Anthropic Evaluates a Proprietary AI Chip: Samsung Among Potential Manufacturing Partners

Anthropic would be accelerating plans to develop a proprietary chip dedicated to artificial intelligence. The company, according to sources, has initiated contact with Samsung Electronics for a possible collaboration regarding the production of the chip. According to rumors published by The Information, the project is still in its early stages and there are no definitive decisions on the chip's characteristics, its use, or even the continuation of the initiative.

The idea of a proprietary chip had already emerged in April, when Reuters reported that Anthropic was considering the possibility of designing a dedicated accelerator to address the growing scarcity of computational resources necessary for training and inferring AI models. At the time, the project appeared to be little more than an idea, lacking a dedicated team and without a defined technical direction. Today, however, the situation seems to have evolved. There was also speculation about the acquisition of the British startup Fractile to secure a very promising technology.

One of the most evident signs of Anthropic's intentions is the entry of Clive Chan into the company, a figure who previously contributed to the development of OpenAI's custom chip program. The hiring suggests a shift from a purely exploratory phase to a more concrete development activity, although there are no guarantees that the project will actually come to market.

When asked about the matter, Anthropic reiterated that its infrastructure strategy will continue to rely on a diversified hardware platform, which includes accelerators developed by Google, Amazon, and NVIDIA. The company did not provide further comments regarding the rumors about talks with Samsung.

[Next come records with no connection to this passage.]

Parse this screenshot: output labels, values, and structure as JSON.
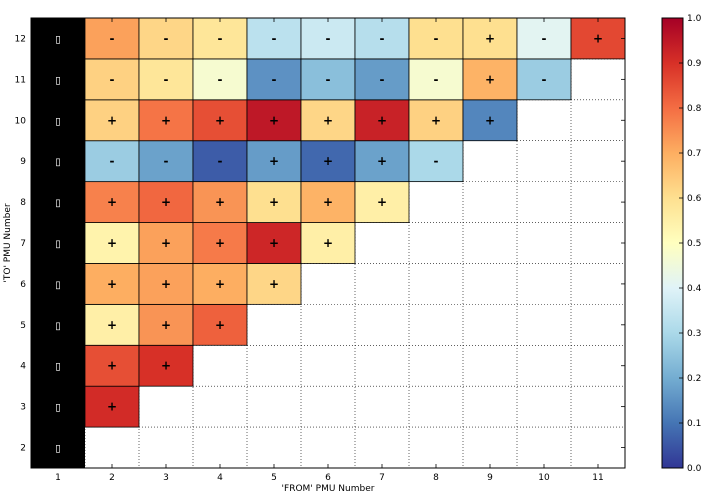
{
  "chart_data": {
    "type": "heatmap",
    "title": "",
    "xlabel": "'FROM' PMU Number",
    "ylabel": "'TO' PMU Number",
    "x_ticks": [
      "1",
      "2",
      "3",
      "4",
      "5",
      "6",
      "7",
      "8",
      "9",
      "10",
      "11"
    ],
    "y_ticks": [
      "2",
      "3",
      "4",
      "5",
      "6",
      "7",
      "8",
      "9",
      "10",
      "11",
      "12"
    ],
    "grid": true,
    "colormap": "RdYlBu_r",
    "color_range": [
      0.0,
      1.0
    ],
    "colorbar_ticks": [
      "0.0",
      "0.1",
      "0.2",
      "0.3",
      "0.4",
      "0.5",
      "0.6",
      "0.7",
      "0.8",
      "0.9",
      "1.0"
    ],
    "first_column_color": "#000000",
    "first_column_marker": "▯",
    "cells": [
      {
        "from": 2,
        "to": 3,
        "value": 0.91,
        "sign": "+"
      },
      {
        "from": 2,
        "to": 4,
        "value": 0.85,
        "sign": "+"
      },
      {
        "from": 3,
        "to": 4,
        "value": 0.9,
        "sign": "+"
      },
      {
        "from": 2,
        "to": 5,
        "value": 0.55,
        "sign": "+"
      },
      {
        "from": 3,
        "to": 5,
        "value": 0.74,
        "sign": "+"
      },
      {
        "from": 4,
        "to": 5,
        "value": 0.82,
        "sign": "+"
      },
      {
        "from": 2,
        "to": 6,
        "value": 0.7,
        "sign": "+"
      },
      {
        "from": 3,
        "to": 6,
        "value": 0.72,
        "sign": "+"
      },
      {
        "from": 4,
        "to": 6,
        "value": 0.7,
        "sign": "+"
      },
      {
        "from": 5,
        "to": 6,
        "value": 0.62,
        "sign": "+"
      },
      {
        "from": 2,
        "to": 7,
        "value": 0.54,
        "sign": "+"
      },
      {
        "from": 3,
        "to": 7,
        "value": 0.72,
        "sign": "+"
      },
      {
        "from": 4,
        "to": 7,
        "value": 0.78,
        "sign": "+"
      },
      {
        "from": 5,
        "to": 7,
        "value": 0.92,
        "sign": "+"
      },
      {
        "from": 6,
        "to": 7,
        "value": 0.55,
        "sign": "+"
      },
      {
        "from": 2,
        "to": 8,
        "value": 0.77,
        "sign": "+"
      },
      {
        "from": 3,
        "to": 8,
        "value": 0.81,
        "sign": "+"
      },
      {
        "from": 4,
        "to": 8,
        "value": 0.74,
        "sign": "+"
      },
      {
        "from": 5,
        "to": 8,
        "value": 0.6,
        "sign": "+"
      },
      {
        "from": 6,
        "to": 8,
        "value": 0.69,
        "sign": "+"
      },
      {
        "from": 7,
        "to": 8,
        "value": 0.55,
        "sign": "+"
      },
      {
        "from": 2,
        "to": 9,
        "value": 0.27,
        "sign": "-"
      },
      {
        "from": 3,
        "to": 9,
        "value": 0.18,
        "sign": "-"
      },
      {
        "from": 4,
        "to": 9,
        "value": 0.06,
        "sign": "-"
      },
      {
        "from": 5,
        "to": 9,
        "value": 0.17,
        "sign": "+"
      },
      {
        "from": 6,
        "to": 9,
        "value": 0.08,
        "sign": "+"
      },
      {
        "from": 7,
        "to": 9,
        "value": 0.18,
        "sign": "+"
      },
      {
        "from": 8,
        "to": 9,
        "value": 0.3,
        "sign": "-"
      },
      {
        "from": 2,
        "to": 10,
        "value": 0.63,
        "sign": "+"
      },
      {
        "from": 3,
        "to": 10,
        "value": 0.79,
        "sign": "+"
      },
      {
        "from": 4,
        "to": 10,
        "value": 0.85,
        "sign": "+"
      },
      {
        "from": 5,
        "to": 10,
        "value": 0.95,
        "sign": "+"
      },
      {
        "from": 6,
        "to": 10,
        "value": 0.62,
        "sign": "+"
      },
      {
        "from": 7,
        "to": 10,
        "value": 0.93,
        "sign": "+"
      },
      {
        "from": 8,
        "to": 10,
        "value": 0.63,
        "sign": "+"
      },
      {
        "from": 9,
        "to": 10,
        "value": 0.13,
        "sign": "+"
      },
      {
        "from": 2,
        "to": 11,
        "value": 0.63,
        "sign": "-"
      },
      {
        "from": 3,
        "to": 11,
        "value": 0.58,
        "sign": "-"
      },
      {
        "from": 4,
        "to": 11,
        "value": 0.47,
        "sign": "-"
      },
      {
        "from": 5,
        "to": 11,
        "value": 0.15,
        "sign": "-"
      },
      {
        "from": 6,
        "to": 11,
        "value": 0.24,
        "sign": "-"
      },
      {
        "from": 7,
        "to": 11,
        "value": 0.17,
        "sign": "-"
      },
      {
        "from": 8,
        "to": 11,
        "value": 0.47,
        "sign": "-"
      },
      {
        "from": 9,
        "to": 11,
        "value": 0.69,
        "sign": "+"
      },
      {
        "from": 10,
        "to": 11,
        "value": 0.27,
        "sign": "-"
      },
      {
        "from": 2,
        "to": 12,
        "value": 0.72,
        "sign": "-"
      },
      {
        "from": 3,
        "to": 12,
        "value": 0.62,
        "sign": "-"
      },
      {
        "from": 4,
        "to": 12,
        "value": 0.58,
        "sign": "-"
      },
      {
        "from": 5,
        "to": 12,
        "value": 0.33,
        "sign": "-"
      },
      {
        "from": 6,
        "to": 12,
        "value": 0.36,
        "sign": "-"
      },
      {
        "from": 7,
        "to": 12,
        "value": 0.32,
        "sign": "-"
      },
      {
        "from": 8,
        "to": 12,
        "value": 0.6,
        "sign": "-"
      },
      {
        "from": 9,
        "to": 12,
        "value": 0.6,
        "sign": "+"
      },
      {
        "from": 10,
        "to": 12,
        "value": 0.41,
        "sign": "-"
      },
      {
        "from": 11,
        "to": 12,
        "value": 0.86,
        "sign": "+"
      }
    ]
  }
}
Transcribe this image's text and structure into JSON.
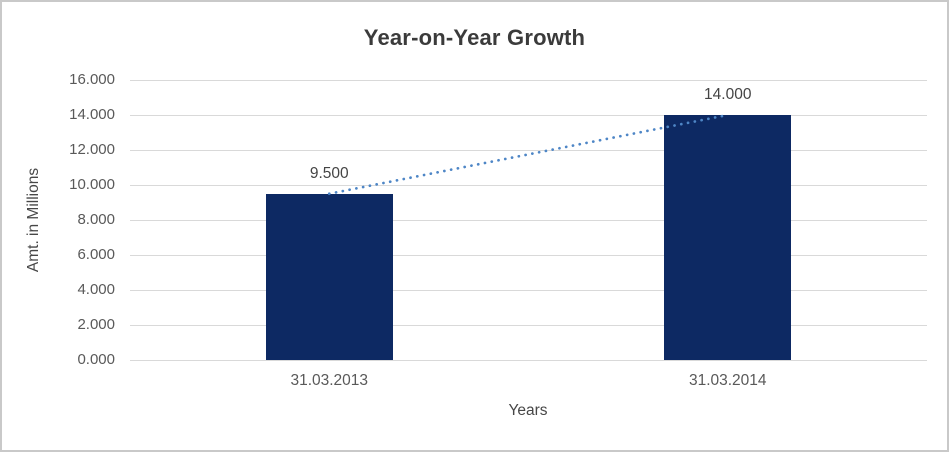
{
  "chart_data": {
    "type": "bar",
    "title": "Year-on-Year Growth",
    "xlabel": "Years",
    "ylabel": "Amt. in Millions",
    "categories": [
      "31.03.2013",
      "31.03.2014"
    ],
    "values": [
      9.5,
      14.0
    ],
    "data_labels": [
      "9.500",
      "14.000"
    ],
    "ylim": [
      0,
      16
    ],
    "ytick_step": 2,
    "ytick_labels": [
      "0.000",
      "2.000",
      "4.000",
      "6.000",
      "8.000",
      "10.000",
      "12.000",
      "14.000",
      "16.000"
    ],
    "grid": true,
    "legend": "none",
    "trendline": {
      "type": "linear",
      "style": "dotted",
      "color": "#4e86c6"
    },
    "colors": {
      "bar": "#0d2963",
      "gridline": "#d9d9d9",
      "title_text": "#3b3b3b",
      "tick_text": "#595959",
      "axis_title_text": "#474747",
      "data_label_text": "#444444",
      "background": "#ffffff",
      "frame_border": "#c9c9c9"
    }
  }
}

The interest in custom chips reflects an established trend in the industry. Last week, OpenAI announced its first processor dedicated to inference, developed together with Broadcom, aiming to improve the performance-to-energy consumption ratio and reduce dependence on NVIDIA hardware. Google and Amazon have long been using proprietary accelerators, namely TPU and Trainium/Inferentia, within their cloud infrastructures.

For Anthropic, the issue is becoming increasingly significant in light of the rapid expansion of the business. According to available information, the annualized revenue growth rate has surpassed $30 billion during the year, more than tripling from the approximately $9 billion reported at the end of 2025. Such growth makes it economically more attractive to invest in the development of dedicated hardware capable of optimizing operational costs and energy consumption.

At the same time, the company has already signed a long-term agreement with Google and Broadcom to secure about 3.5 gigawatts of TPU-based computational capacity starting in 2027. Even if the proprietary chip project materializes, it is likely that Anthropic will continue to rely on a heterogeneous infrastructure where internally developed silicon would represent an additional option to increase control over the hardware intended for running the Claude models.

It remains to be seen whether Samsung will indeed be the chosen partner for production or if Anthropic will decide to explore other avenues, which would inevitably involve the congested TSMC or the outsider Intel.